Richard Nurse

Profile
- Position: Wide receiver

Personal information
- Born: March 13, 1966 (age 60) Trinidad and Tobago
- Listed height: 5 ft 11 in (1.80 m)
- Listed weight: 182 lb (83 kg)

Career information
- College: Canisius College
- CFL draft: 1990: 3rd round, 23rd overall pick

Career history
- 1990–1995: Hamilton Tiger-Cats

= Richard Nurse =

Canadian wide receiver (born 1966)

Richard Nurse (born March 13, 1966) is a Canadian former wide receiver who played in the Canadian Football League (CFL). He was selected by the Hamilton Tiger-Cats in the third round of the 1990 CFL draft. Born in Trinidad and Tobago, Nurse was raised in Hamilton, Ontario. He played college football for the Canisius Golden Griffins.

==Professional career==

Nurse was selected 23rd overall in the third round by the Hamilton Tiger-Cats of the Canadian Football League. He played in 103 games for the Tiger-Cats from 1990 to 1995. For his career, he had 59 catches for 741 yards and six touchdowns.

==Personal life==

In 1993, the Tiger-Cats presented Nurse with the Charlotte Simmons Humanitarian Awarded for his donation of time and energy to the betterment of the local Hamilton community.

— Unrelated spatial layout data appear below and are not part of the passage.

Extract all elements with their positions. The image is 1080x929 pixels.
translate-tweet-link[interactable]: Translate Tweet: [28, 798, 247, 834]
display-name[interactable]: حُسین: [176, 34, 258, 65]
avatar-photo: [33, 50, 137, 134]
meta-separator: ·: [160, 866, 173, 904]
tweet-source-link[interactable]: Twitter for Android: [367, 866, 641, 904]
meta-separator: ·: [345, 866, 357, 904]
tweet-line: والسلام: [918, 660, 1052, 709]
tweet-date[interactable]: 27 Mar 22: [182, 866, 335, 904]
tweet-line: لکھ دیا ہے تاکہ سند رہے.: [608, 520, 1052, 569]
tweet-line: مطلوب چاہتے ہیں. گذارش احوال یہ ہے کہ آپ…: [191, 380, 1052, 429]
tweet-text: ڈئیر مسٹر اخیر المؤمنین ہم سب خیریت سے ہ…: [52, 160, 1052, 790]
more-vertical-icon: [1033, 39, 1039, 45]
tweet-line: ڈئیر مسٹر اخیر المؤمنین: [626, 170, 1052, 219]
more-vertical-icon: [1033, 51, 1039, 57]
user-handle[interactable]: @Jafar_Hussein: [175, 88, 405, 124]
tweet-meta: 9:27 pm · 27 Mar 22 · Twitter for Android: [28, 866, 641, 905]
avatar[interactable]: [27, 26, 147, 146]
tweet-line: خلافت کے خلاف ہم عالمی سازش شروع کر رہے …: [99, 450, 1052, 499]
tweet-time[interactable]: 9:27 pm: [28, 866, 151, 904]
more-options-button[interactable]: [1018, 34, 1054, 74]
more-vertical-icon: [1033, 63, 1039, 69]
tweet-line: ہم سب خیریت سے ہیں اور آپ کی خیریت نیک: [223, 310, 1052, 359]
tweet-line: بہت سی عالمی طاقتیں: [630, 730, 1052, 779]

His son, Darnell Nurse, was selected in the First round of the 2013 NHL entry draft by the Edmonton Oilers. His daughter, Kia Nurse, who played basketball collegiately for the Connecticut Huskies, plays professionally for the Toronto Tempo in the WNBA and won a gold medal at the 2015 Pan American Games with the Canadian women's national team. His sister, Raquel, is married to former NFL quarterback Donovan McNabb. As well, his niece, Sarah Nurse, competed on Team Canada's national women's hockey team at the 2018 Winter Olympics and the 2022 Winter Olympics, and his nephew Isaac Nurse, Sarah's brother, captained the Hamilton Bulldogs hockey team.